Hope Is an Arrow: The Story of Lebanese-American Poet Kahlil Gibran by Cory McCarthy, illustrated by Ekua Holmes

Published by Candlewick

Summary:  Gibran Khalil Gibran was a shy boy growing up in Lebanon.  He loved his country, but there was unrest there, and he often escaped into nature, hiking in the woods or swimming in the ocean.  After his father was jailed, he and his mother and three siblings left for America.  They settled in Boston’s South End, where a teacher changed his name to Kahlil Gibran, and where he often saw his mother treated disrespectfully despite her hard work as a shopkeeper.  Kahlil often felt divided between his American self and his Lebanese self and began expressing himself through his poetry and art.  Studying in Beirut and losing his mother, sister, and brother in a short period of time deepened and intensified his art, and in 1923, he published his most famous work, The Prophet.  Includes source notes and additional stories from Kahlil Gibran’s life.  40 pages; grades 2-5.

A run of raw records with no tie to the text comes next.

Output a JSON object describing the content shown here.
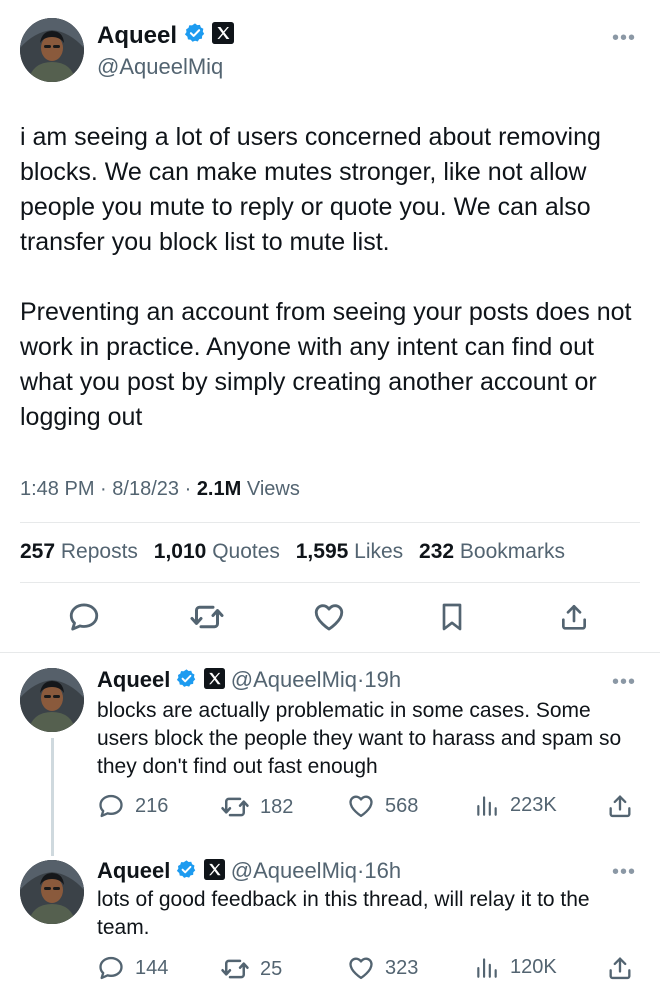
{
  "main_tweet": {
    "author_name": "Aqueel",
    "handle": "@AqueelMiq",
    "paragraphs": [
      "i am seeing a lot of users concerned about removing blocks. We can make mutes stronger, like not allow people you mute to reply or quote you. We can also transfer you block list to mute list.",
      "Preventing an account from seeing your posts does not work in practice. Anyone with any intent can find out what you post by simply creating another account or logging out"
    ],
    "time": "1:48 PM",
    "date": "8/18/23",
    "views_count": "2.1M",
    "views_label": "Views",
    "stats": {
      "reposts_count": "257",
      "reposts_label": "Reposts",
      "quotes_count": "1,010",
      "quotes_label": "Quotes",
      "likes_count": "1,595",
      "likes_label": "Likes",
      "bookmarks_count": "232",
      "bookmarks_label": "Bookmarks"
    },
    "actions": [
      "reply-icon",
      "repost-icon",
      "like-icon",
      "bookmark-icon",
      "share-icon"
    ]
  },
  "replies": [
    {
      "author_name": "Aqueel",
      "handle": "@AqueelMiq",
      "time": "19h",
      "text": "blocks are actually problematic in some cases. Some users block the people they want to harass and spam so they don't find out fast enough",
      "replies": "216",
      "reposts": "182",
      "likes": "568",
      "views": "223K"
    },
    {
      "author_name": "Aqueel",
      "handle": "@AqueelMiq",
      "time": "16h",
      "text": "lots of good feedback in this thread, will relay it to the team.",
      "replies": "144",
      "reposts": "25",
      "likes": "323",
      "views": "120K"
    }
  ],
  "separator": "·",
  "more_glyph": "•••",
  "colors": {
    "verified": "#1d9bf0",
    "text": "#0f1419",
    "secondary": "#536471",
    "divider": "#e7e9ea"
  }
}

Pros:  The lyrical text and beautiful illustrations capture Kahlil Gibran’s spirit.  Many of his quotes are included (including my favorite, “Work is love made visible”) which are helpful in introducing his writing.  As usual, Ekua Holmes’s art is worthy of award consideration.

Cons:  I wasn’t crazy about the format of the source notes and additional stories, which did not seem particularly kid friendly.